The Seventh Circuit Court of Appeals upheld Shah's ruling. Plaintiffs are asking the court to overturn those decisions, arguing that many aides "silently endured" the system in order to avoid disrupting Medicaid reimbursements that made caring for their patients or relatives possible. It also makes clear that named plaintiffs have established their opposition by launching costly legal battles in the first place.

"A holding in this case that an agency fee seizure injures nonmembers' First Amendment rights, even absent objection, would settle whether unions can require nonmembers to object to paying agency fees to avoid fee seizures," the petition says. "A class certification case, like this, is the ideal context in which to evaluate that question because only a plaintiff class will include individuals who silently endured agency fee seizures."

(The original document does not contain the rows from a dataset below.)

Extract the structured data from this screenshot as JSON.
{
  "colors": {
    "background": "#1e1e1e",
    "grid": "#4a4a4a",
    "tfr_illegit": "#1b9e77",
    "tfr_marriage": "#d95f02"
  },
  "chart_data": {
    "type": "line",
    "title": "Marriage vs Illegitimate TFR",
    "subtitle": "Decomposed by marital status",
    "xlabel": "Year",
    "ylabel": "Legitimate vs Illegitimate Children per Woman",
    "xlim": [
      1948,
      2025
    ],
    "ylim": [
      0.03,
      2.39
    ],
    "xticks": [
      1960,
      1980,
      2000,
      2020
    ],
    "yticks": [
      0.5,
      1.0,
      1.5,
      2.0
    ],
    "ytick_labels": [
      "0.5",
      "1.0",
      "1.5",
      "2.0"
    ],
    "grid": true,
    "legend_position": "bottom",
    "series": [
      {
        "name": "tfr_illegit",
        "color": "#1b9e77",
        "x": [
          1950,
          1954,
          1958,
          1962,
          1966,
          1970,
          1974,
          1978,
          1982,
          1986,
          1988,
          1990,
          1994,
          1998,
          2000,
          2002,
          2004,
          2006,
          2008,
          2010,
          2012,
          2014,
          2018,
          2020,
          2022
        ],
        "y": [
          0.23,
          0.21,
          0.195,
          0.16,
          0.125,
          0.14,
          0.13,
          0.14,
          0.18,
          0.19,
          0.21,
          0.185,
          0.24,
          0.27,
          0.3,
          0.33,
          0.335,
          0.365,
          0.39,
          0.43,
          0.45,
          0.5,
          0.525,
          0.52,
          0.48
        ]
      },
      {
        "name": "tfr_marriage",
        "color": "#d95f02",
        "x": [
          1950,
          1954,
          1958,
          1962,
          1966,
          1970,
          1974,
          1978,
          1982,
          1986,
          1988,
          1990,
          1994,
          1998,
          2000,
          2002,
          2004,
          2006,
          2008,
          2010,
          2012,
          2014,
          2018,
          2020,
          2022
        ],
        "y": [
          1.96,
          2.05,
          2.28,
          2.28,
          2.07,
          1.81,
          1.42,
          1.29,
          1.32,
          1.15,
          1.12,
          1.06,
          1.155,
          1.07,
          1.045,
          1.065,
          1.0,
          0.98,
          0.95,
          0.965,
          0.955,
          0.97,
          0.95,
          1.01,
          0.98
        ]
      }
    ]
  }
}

The petitioners say workers need an avenue to recover lost wages to curb the incentives unions have to concoct illegal dues schemes. If they are allowed to keep the profits from what courts have deemed illicit dues collection, they will attempt to keep pipelines active for forced dues collections, according to the plaintiffs.

"To allow unions to profit from unconstitutional fee seizures will beget more unconstitutional fee seizures," the petition says. "Public sector unions will have little incentive to comply with that ruling and cease their agency fee seizures. Instead, unions will have a strong financial incentive to keep seizing fees from nonmembers until a court forces them to stop."

The caregivers filed the petition with the National Right to Work Legal Defense Foundation on Monday. The plaintiffs asked the court to hold the case while it awaits the outcome of Janus v. AFSCME, a case seeking to declare mandatory unionism in the public sector unconstitutional. The court will hear oral arguments in that case on Feb. 26.